Quelli che dicono alla Ue «però adesso non reagite». Quelli che invitano a «non farsi prendere dal panico». Quelli che invocano «ora niente rappresaglie». Come se l’Europa — per quanto divisa e derisa, delusa e confusa — fosse la cameriera del tycoon, obbligata a soddisfare tutti i suoi capricci senza mai battere ciglio.

E invece abbiamo il dovere di rispondere. Per dimostrare che questo continente ha ancora principi in cui credere e imprese da difendere. Anche a costo di costruire nuove alleanze geo-strategiche, guardando al Far East. Dobbiamo muoverci: se non ora, quando? E dobbiamo farlo uniti, perché ogni illusorio “fai da te” — in nome di “affinità personali” inconsistenti o “relazioni preferenziali” inesistenti — è stato spazzato via proprio dalla truce oligarchia d’oltreoceano.

Farebbero bene a ricordarselo, MeloniSalvini e gli stolidi membri dell’Internazionale sovranista che credono ancora nella “gentilezza” del titano. L’ha spiegato bene il segretario al Commercio Howard Lutnick, ideatore del tafazziano pacchetto-dazi: «Non importa se ci colpiscono, noi siamo il più grande cliente del mondo, perderanno… Noi trattiamo con la Ue, non con i singoli Stati: ma se Meloni vuole chiamare il presidente, faccia pure…».

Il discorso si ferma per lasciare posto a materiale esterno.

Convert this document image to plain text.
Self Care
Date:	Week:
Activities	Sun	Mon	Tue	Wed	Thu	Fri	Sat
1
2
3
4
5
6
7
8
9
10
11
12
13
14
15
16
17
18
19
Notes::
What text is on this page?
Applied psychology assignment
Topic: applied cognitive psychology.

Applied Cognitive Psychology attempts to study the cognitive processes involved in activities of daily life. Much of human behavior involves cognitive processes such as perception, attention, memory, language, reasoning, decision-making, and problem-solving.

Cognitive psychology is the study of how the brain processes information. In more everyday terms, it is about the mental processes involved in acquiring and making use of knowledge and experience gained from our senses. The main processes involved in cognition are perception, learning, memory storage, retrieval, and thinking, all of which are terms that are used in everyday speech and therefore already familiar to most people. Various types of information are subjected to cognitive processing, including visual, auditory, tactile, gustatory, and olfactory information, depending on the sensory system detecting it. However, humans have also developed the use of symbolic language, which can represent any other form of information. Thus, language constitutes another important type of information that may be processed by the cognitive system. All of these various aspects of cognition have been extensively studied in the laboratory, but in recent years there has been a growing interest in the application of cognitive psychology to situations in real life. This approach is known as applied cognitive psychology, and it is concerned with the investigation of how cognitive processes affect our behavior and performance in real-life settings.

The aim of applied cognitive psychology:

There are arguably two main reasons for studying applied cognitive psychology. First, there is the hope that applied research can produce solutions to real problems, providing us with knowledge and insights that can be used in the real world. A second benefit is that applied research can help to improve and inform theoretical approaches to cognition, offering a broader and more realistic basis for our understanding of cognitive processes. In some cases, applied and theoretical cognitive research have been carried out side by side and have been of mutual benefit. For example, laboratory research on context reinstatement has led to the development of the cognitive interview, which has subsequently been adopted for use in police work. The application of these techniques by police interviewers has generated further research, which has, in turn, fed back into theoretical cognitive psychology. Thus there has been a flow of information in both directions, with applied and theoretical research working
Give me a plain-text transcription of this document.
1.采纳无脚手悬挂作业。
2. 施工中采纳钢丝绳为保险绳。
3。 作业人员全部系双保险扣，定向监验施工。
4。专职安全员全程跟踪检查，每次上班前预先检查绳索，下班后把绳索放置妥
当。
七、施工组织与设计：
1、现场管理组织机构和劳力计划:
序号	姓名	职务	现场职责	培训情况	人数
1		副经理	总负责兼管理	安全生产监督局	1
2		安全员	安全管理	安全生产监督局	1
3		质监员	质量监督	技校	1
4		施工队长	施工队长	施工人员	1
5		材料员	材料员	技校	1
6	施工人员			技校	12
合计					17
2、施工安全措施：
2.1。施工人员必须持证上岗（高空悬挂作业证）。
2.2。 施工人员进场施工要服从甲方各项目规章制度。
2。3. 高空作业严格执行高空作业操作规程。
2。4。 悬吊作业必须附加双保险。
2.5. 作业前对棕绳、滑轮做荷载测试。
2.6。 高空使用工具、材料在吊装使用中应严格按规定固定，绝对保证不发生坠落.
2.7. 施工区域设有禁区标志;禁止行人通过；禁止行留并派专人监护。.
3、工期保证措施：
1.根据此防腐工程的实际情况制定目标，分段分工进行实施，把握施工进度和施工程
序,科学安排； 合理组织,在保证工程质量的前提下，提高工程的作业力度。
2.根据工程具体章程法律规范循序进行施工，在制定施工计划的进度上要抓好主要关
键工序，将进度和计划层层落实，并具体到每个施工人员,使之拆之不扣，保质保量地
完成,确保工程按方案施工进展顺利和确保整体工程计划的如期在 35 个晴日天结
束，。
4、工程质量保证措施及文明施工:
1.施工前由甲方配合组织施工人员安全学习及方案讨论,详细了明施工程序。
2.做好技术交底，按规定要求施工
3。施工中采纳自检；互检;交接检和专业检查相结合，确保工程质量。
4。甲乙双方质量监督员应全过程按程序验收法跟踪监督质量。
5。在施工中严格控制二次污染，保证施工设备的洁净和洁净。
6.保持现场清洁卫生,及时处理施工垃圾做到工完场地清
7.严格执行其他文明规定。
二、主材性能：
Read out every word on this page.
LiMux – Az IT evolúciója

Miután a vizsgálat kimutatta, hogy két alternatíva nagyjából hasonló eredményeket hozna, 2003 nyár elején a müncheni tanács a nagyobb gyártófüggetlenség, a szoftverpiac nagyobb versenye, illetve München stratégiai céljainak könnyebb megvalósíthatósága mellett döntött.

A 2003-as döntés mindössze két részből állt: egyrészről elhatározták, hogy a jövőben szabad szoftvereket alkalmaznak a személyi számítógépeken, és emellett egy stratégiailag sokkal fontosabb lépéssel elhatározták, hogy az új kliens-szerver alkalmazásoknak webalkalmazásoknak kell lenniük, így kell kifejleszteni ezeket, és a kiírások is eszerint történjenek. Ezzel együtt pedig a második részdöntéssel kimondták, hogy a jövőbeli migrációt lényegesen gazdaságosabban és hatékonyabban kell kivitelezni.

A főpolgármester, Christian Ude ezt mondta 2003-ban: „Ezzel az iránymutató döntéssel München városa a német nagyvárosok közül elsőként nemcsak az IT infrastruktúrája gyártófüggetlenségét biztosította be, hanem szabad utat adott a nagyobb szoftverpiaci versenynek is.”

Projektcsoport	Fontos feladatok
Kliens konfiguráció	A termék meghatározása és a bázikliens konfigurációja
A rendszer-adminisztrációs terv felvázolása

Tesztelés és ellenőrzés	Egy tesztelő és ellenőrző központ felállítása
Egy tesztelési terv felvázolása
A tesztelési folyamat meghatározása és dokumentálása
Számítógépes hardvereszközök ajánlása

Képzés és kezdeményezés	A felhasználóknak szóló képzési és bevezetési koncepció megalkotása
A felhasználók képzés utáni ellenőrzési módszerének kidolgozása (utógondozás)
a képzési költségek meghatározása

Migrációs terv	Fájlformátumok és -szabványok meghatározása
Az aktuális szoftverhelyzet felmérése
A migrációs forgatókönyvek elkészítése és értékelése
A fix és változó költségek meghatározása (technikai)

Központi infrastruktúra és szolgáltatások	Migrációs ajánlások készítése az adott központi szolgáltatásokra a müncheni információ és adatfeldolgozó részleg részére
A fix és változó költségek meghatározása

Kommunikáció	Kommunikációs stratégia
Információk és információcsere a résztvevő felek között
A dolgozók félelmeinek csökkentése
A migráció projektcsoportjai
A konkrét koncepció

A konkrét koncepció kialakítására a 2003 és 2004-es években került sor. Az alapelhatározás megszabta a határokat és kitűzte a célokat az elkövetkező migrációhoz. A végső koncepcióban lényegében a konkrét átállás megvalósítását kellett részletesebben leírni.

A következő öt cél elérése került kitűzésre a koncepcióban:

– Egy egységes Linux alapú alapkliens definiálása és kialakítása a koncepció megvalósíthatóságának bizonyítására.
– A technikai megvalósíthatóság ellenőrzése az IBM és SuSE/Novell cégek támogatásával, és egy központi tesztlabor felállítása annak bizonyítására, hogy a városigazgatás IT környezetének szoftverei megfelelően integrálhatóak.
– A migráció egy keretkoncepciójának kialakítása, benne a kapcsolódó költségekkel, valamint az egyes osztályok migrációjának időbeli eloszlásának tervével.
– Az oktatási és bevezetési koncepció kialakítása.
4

Non proprio un’apertura di gioco alla Sorella d’Italia, che continua a ribadire che questa «non è una catastrofe», che ai dazi «non si risponde con altri dazi», che sono ben altri gli «auto-dazi» che l’Unione si è imposta in questi anni, dall’energia al patto di stabilità, dall’automotive al green deal “ideologico” (qualunque cosa significhi).

Come sempre è supportata con dedizione commovente dalla nutrita schiera dei soliti cortigiani agiografi e dattilografi, pronti a giurare in prima serata che con i dazi «per noi italiani non cambia niente».

La verità è che la premier — sempre sulla zattera alla deriva in mezzo all’Atlantico — non sa che pesci pigliare né su quale sponda approdare.

E con tutto il rispetto, di fronte a questo gigantesco Big Bang politico-economico in corso, non sappiamo cosa possa aver partorito il think tank straordinario riunito a palazzo Chigi, con teste d’uovo del calibro di UrsoFoti e Lollobrigida. Trump scenderà a patti, ma solo con i despoti suoi pari. Oggi Putin, domani Xi Jinping. Noi restiamo con le democrazie, o aspettiamo che cada qualche briciola dalla tavola imbandita dalle autocrazie?